Die Krux mit den Dämpfern

Das Grundproblem ist aber ein ganz anderes - und zwar ein altes, verrät Insider Schwarz: "Was ich von Petter Solberg und auch von Chris Atkinson weiß: Sie schimpfen beide über die Stoßdämpfer, dass das nicht funktioniert und sie auch überhaupt weit weg davon sind, dass es funktioniert. Ich denke, dass das ihr größtes Problem ist."

Wir erinnern uns: Schon seit der vergangenen Saison hatte Solberg Probleme mit den Dämpfern. Und irgendwann hat der Norweger auch kein Blatt mehr vor den Mund genommen und sich lautstark darüber beschwert. Noch in den letzten Rallyes mit dem 2007er-Impreza hatte er über sein Dämpferproblem geklagt und sich sehnlichst das neue Auto herbeigewünscht.

Beruhigungstaktik und Retourkutsche

Doch gelöst hat Subaru das Problem mit dem neuen Auto offensichtlich nicht. Wie kann so etwas passieren? Schwarz kann sich vorstellen, dass die Subaru-Ingenieure folgendes getan haben: "Der Druck von Petter ist vergangenes Jahr riesengroß geworden, deshalb hat sich das Engineering gesagt: 'Wir holen uns einen Testfahrer, der ist unabhängig. Wir entwickeln mit ihm und haben erst einmal wieder Ruhe.' Dann kommen sie mit einem Auto, von dem sie sagen, dass es wesentlich besser ist. Damit nehmen sie den Fahrern erst einmal den Wind aus den Segeln."

"Nur kommt jetzt die Retourkutsche, indem plötzlich beide Fahrer ins gleiche Horn blasen", so der Experte weiter. "Sowohl Chris als auch Petter sagen, dass die Stoßdämpfer nicht funktionieren und dass das Engineering das in den Griff bekommen muss. Nur: Das ist typisch Prodrive-Engineering. Die sagen: 'Wir sortieren das aus, macht euch keine Sorgen.' Aber beide haben Kopfschmerzen ohne Ende, wenn sie in dem Auto sitzen."

Es fehlt dem Team auch an Konstanz, es gibt zu viele Wechsel. Mit bestem Beispiel gehen Ford und Citröen voran, die beide seit langen Jahren ein eingespieltes Team haben und so erfolgreich sind. Bei Subaru dagegen gab es immer wieder Wechsel in der Führung.

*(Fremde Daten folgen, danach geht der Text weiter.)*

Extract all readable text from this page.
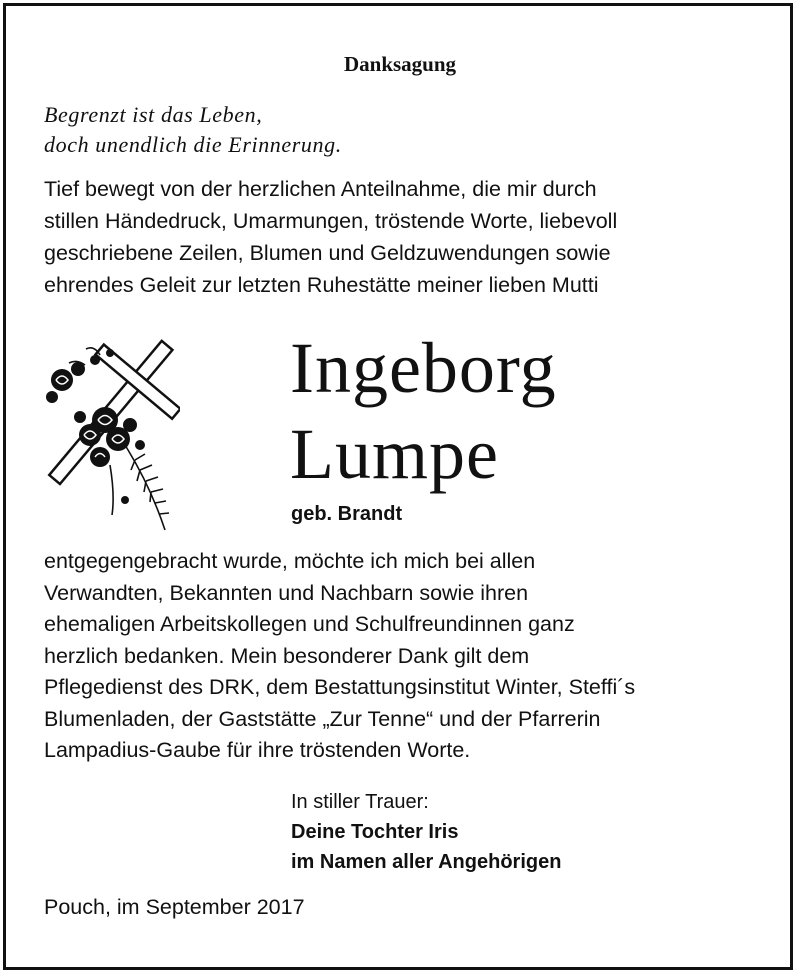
Danksagung
Begrenzt ist das Leben,
doch unendlich die Erinnerung.
Tief bewegt von der herzlichen Anteilnahme, die mir durch
stillen Händedruck, Umarmungen, tröstende Worte, liebevoll
geschriebene Zeilen, Blumen und Geldzuwendungen sowie
ehrendes Geleit zur letzten Ruhestätte meiner lieben Mutti
Ingeborg
Lumpe
geb. Brandt
entgegengebracht wurde, möchte ich mich bei allen
Verwandten, Bekannten und Nachbarn sowie ihren
ehemaligen Arbeitskollegen und Schulfreundinnen ganz
herzlich bedanken. Mein besonderer Dank gilt dem
Pflegedienst des DRK, dem Bestattungsinstitut Winter, Steffi´s
Blumenladen, der Gaststätte „Zur Tenne“ und der Pfarrerin
Lampadius-Gaube für ihre tröstenden Worte.
In stiller Trauer:
Deine Tochter Iris
im Namen aller Angehörigen
Pouch, im September 2017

Dazu kommt, dass sich David Richards nicht ausreichend auf das Thema Rallye konzentrieren kann, denn Prodrive ist einfach zu groß und vielfältig geworden.

Für Prodrive ist der neue Impreza auch eine Art Bewährungsprobe, denn schon vor der Saison war in der Szene gemunkelt worden, dass Subaru in Japan allmählich wieder Erfolge sehen wolle und bald mit der Geduld am Ende sei. Wie lange wird sich Subaru das noch ansehen? "Das ist die Frage", erklärt Schwarz. "Wenn man sich bis zum Jahresende mit dem Auto nicht wieder auf einem Niveau bewegt, auf dem man wirklich vorn mitfahren kann, dann denke ich, wird man bei Subaru ernsthaft über die Zukunft mit Prodrive nachdenken."